Again, I am asking how did narratives -- which originally meant, literally, stories about gods -- become stories just about people (and what is meant by "just" in this case). This is mainstream literature -- just stories about people or verses expressing the feelings of people. Yes, I am asking you to question what normally passes by unquestioned. Yes, it is hard for me too, to keep the question present before my mind.

I really feel the need to explain/understand how there could be such.  I  think "secular literature" and "religious presence" co-evolved somehow as partners. To assume that literature just is secular -- even to presume "secular" or "religious" by themselves are coherent notions -- begs the key questions. 
  • Why are the significances in this "literature" perceived to be other than the significances in "religion"? To explain it merely as a matter of sects and denominations misses the point. 
  • How did we become able to compartmentalize things in this way? 
  • Why does no one read (perceive) a Greek myth as a religious tract? (It is not just because their gods are weird. There are plenty of weird things that, rhetorically, we perceive as "religion.") 
  • Why is there no real history of christian literature? Why do the modern counter examples prove the rule? 
  • Why is Dante or Milton considered literature and not religion and read from the pulpit? 
  • Why was the book closed on the possibility of (someone new) making god present through inspired literary writing?
  • How was the Bible so excellently insulated? 
  • Why does literary criticism of the Bible always seem like an external threat to its integrity? 
  • Why is the phrase "christian-literature" not redundant? 
  • What ideological scaffolding is necessary to see sacred or spiritual literature as some specialized sort? 

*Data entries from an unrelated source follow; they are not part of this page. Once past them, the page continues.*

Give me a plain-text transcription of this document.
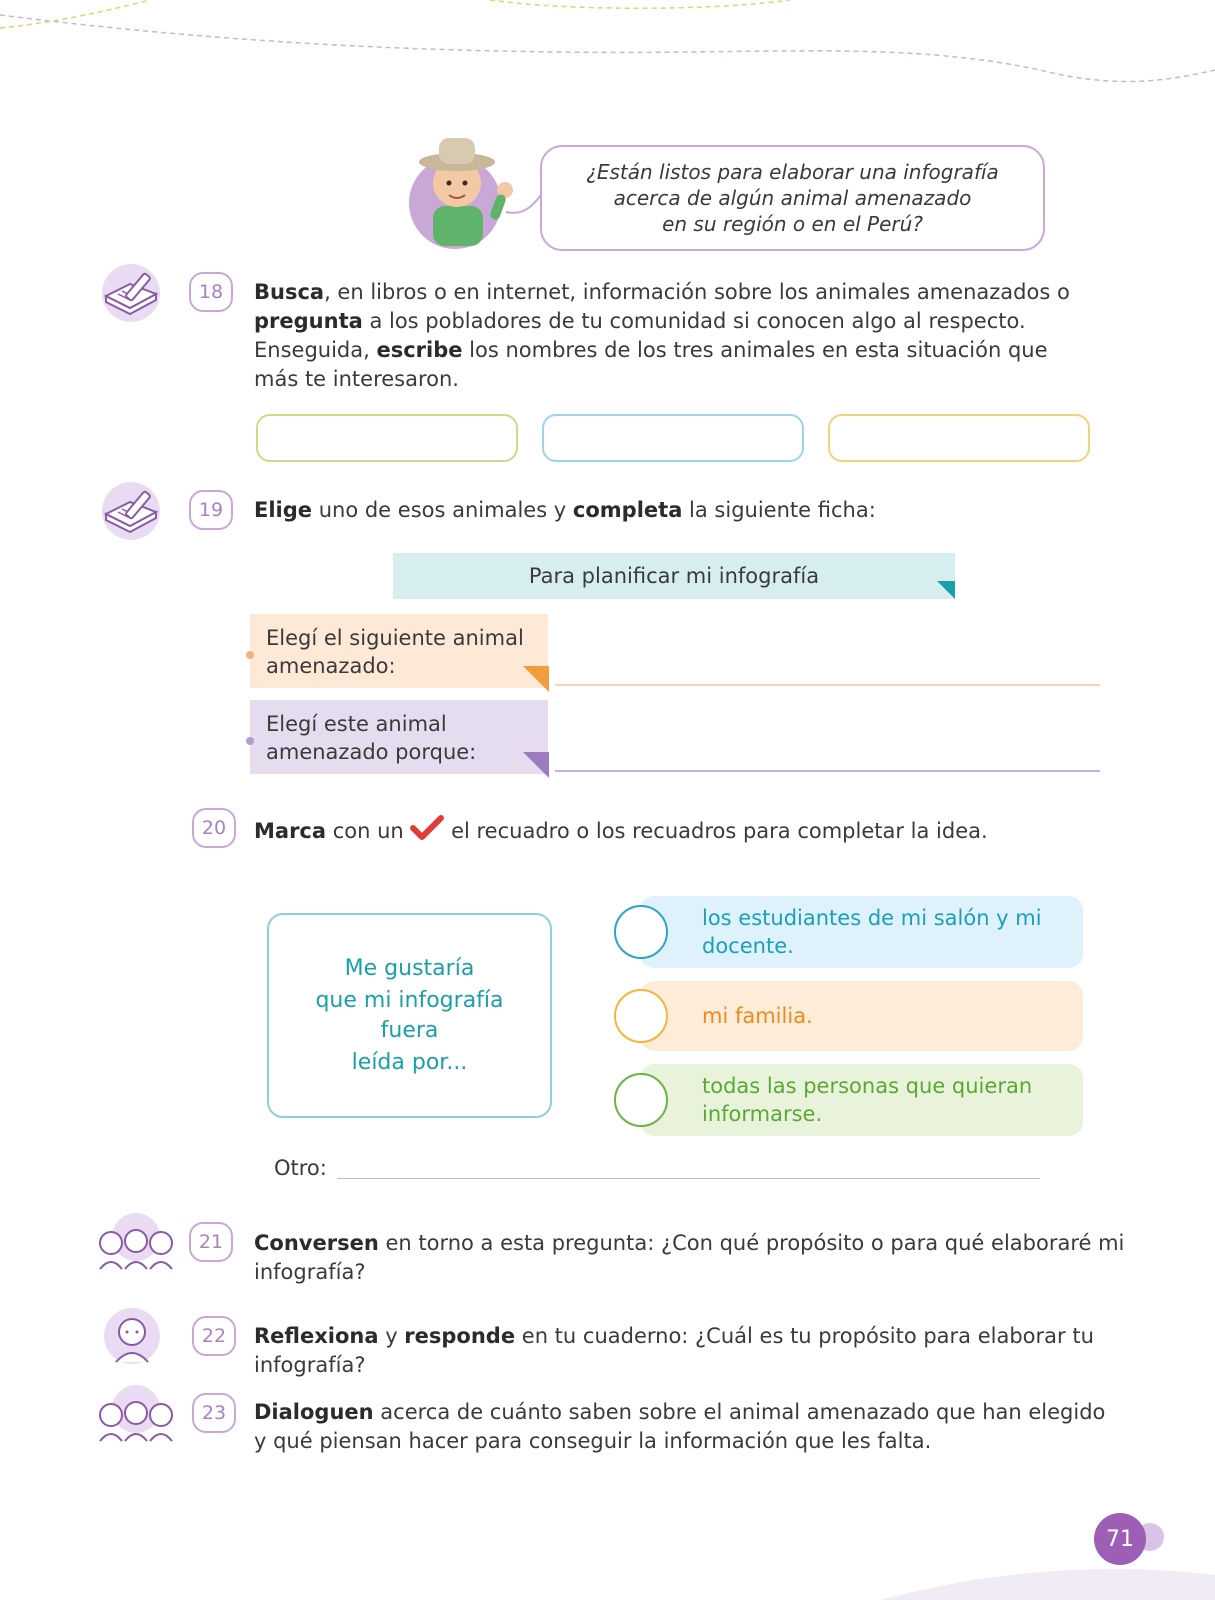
¿Están listos para elaborar una infografía
acerca de algún animal amenazado
en su región o en el Perú?
18	Busca, en libros o en internet, información sobre los animales amenazados o pregunta a los pobladores de tu comunidad si conocen algo al respecto. Enseguida, escribe los nombres de los tres animales en esta situación que más te interesaron.
19	Elige uno de esos animales y completa la siguiente ficha:
Para planificar mi infografía
Elegí el siguiente animal amenazado:
Elegí este animal amenazado porque:
20	Marca con un  el recuadro o los recuadros para completar la idea.
Me gustaría
que mi infografía
fuera
leída por...
los estudiantes de mi salón y mi docente.
mi familia.
todas las personas que quieran informarse.
Otro:
21	Conversen en torno a esta pregunta: ¿Con qué propósito o para qué elaboraré mi infografía?
22	Reflexiona y responde en tu cuaderno: ¿Cuál es tu propósito para elaborar tu infografía?
23	Dialoguen acerca de cuánto saben sobre el animal amenazado que han elegido y qué piensan hacer para conseguir la información que les falta.
71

I think the answer to these things has to do with how we understand closeness (presence) and distance. Somehow we have learned how to keep "religious" presence separate from "literary" presence whatever that might be.

I am realizing that all the theorists I like violate this separation of religion and literature -- but I have not yet understood what fundamentally supports that act -- I mean the basis of their views and how they came to be transgressive in the first place. 

Thank you, friends, for reading this. I would be grateful for any light you may shed on these matters.